Het is weer zondag. Dus tijd voor mijn stukkie, maar voordat ik begin wil ik heel iets anders zeggen. Er zijn mensen die op dit moment heel veel verdriet hebben om het verlies van hun dierbare. Tegen die mensen – met al hun pijn en verdriet – zou ik willen zeggen: schrijf het van je af... Pak een blanco stukje papier en een pen. Schrijf dan alle pluspunten van je dierbare onder elkaar en hang of plak die op een plek, waar hij of zij graag kwam of zat.

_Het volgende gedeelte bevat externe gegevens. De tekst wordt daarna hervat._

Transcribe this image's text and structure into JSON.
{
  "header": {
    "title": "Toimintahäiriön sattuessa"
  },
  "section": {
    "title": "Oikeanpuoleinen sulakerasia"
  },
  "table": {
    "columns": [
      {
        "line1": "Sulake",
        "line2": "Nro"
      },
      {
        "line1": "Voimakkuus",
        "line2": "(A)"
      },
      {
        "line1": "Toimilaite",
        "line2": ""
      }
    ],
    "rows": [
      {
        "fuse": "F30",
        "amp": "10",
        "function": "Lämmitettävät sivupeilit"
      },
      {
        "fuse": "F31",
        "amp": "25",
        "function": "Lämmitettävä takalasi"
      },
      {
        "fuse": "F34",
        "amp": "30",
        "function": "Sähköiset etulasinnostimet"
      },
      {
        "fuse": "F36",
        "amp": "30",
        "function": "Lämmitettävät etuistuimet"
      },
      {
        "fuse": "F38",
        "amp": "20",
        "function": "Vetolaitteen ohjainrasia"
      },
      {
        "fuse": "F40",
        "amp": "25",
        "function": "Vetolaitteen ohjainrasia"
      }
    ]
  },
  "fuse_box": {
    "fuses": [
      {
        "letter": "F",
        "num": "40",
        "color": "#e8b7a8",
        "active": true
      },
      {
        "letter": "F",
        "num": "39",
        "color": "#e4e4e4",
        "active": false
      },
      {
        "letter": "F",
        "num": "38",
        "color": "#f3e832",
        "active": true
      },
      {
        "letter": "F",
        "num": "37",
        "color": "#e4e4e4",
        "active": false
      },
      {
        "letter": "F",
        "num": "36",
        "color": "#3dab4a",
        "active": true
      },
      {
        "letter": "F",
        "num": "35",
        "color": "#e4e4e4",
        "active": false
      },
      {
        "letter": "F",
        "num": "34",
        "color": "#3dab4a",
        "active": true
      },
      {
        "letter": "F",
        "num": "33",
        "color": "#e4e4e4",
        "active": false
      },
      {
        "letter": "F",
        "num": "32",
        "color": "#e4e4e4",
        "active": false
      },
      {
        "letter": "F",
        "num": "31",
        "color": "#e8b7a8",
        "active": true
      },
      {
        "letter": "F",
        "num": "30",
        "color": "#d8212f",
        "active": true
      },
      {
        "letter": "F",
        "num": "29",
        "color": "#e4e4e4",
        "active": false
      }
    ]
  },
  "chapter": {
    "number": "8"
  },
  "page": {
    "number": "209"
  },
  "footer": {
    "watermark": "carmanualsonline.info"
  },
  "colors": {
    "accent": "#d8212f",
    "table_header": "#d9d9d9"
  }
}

En als je de overledenen een eigen plekje in je hart wilt geven, plaats er dan een kaarsje bij het lijstje en sluit dan je ogen en dank: je man of vrouw, je moeder of vader, je broer of zus, je vriendin of vriend, je buurman of buurvrouw, of wie het ook moge zijn, voor al die fijne momenten, maar ook voor al het lief en leed wat jullie samen hebben gedeeld. Je zult zien dan je daarna de kracht weer terugkrijgt om door te gaan.
Ik heb getwijfeld of ik het zou schrijven of niet, maar ik weet uit eigen ervaring, wat het is om jarenlang verdriet te hebben over personen die niet meer letterlijk naast je staan in het leven. Het missen van een vriend, vader, kortom een dierbare, kan je leven enorm overhoop gooien.
Persoonlijk heeft het me vele jaren mijn nachtrust gekost. Jammer, want nu ik zoveel jaren ouder ben weet ik dat rouwen, heel anders en – volgens mij – ook beter kan. Over hoe anders en beter rouwen om onze dierbare, schrijf ik wellicht is een andere zondag.
En nu ga ik eerst mijn gevleugelde vrienden binnenroepen. Ben zo terug!
Zo, da’s gebeurd. Ik heb een koppie brandnetelthee naast me staan voor de juiste hemoglobine-gehalte en een waxinelichtje voor mijn dierbare vriend. Degene waar ik vorige week over had verteld, dat hij goede duiven kon ruiken – denk ik – want hij kon de ‘weekendwinnaars’ op andere hokken, met zijn neus aanwijzen. Behalve, als hij verkouden was, dan effe niet.
Mijn dierbare jeugdvriend was een ware liefhebber, die ook nog is goed kon meekomen bij ons in Leiden. In die tijd, en dan speek ik van een jaar of vijfentwintig geleden, hadden we nog een leuk aantal melkers bij ons in de stad. Ik dacht zo te herinneren…. Tussen de 250 en 300 ‘vliegende’ hokken. Dat zijn er nu – met veel pijn en moeite nog maar zoiets van, pak ‘m beet: 30 melkers…? Ik weet het niet precies.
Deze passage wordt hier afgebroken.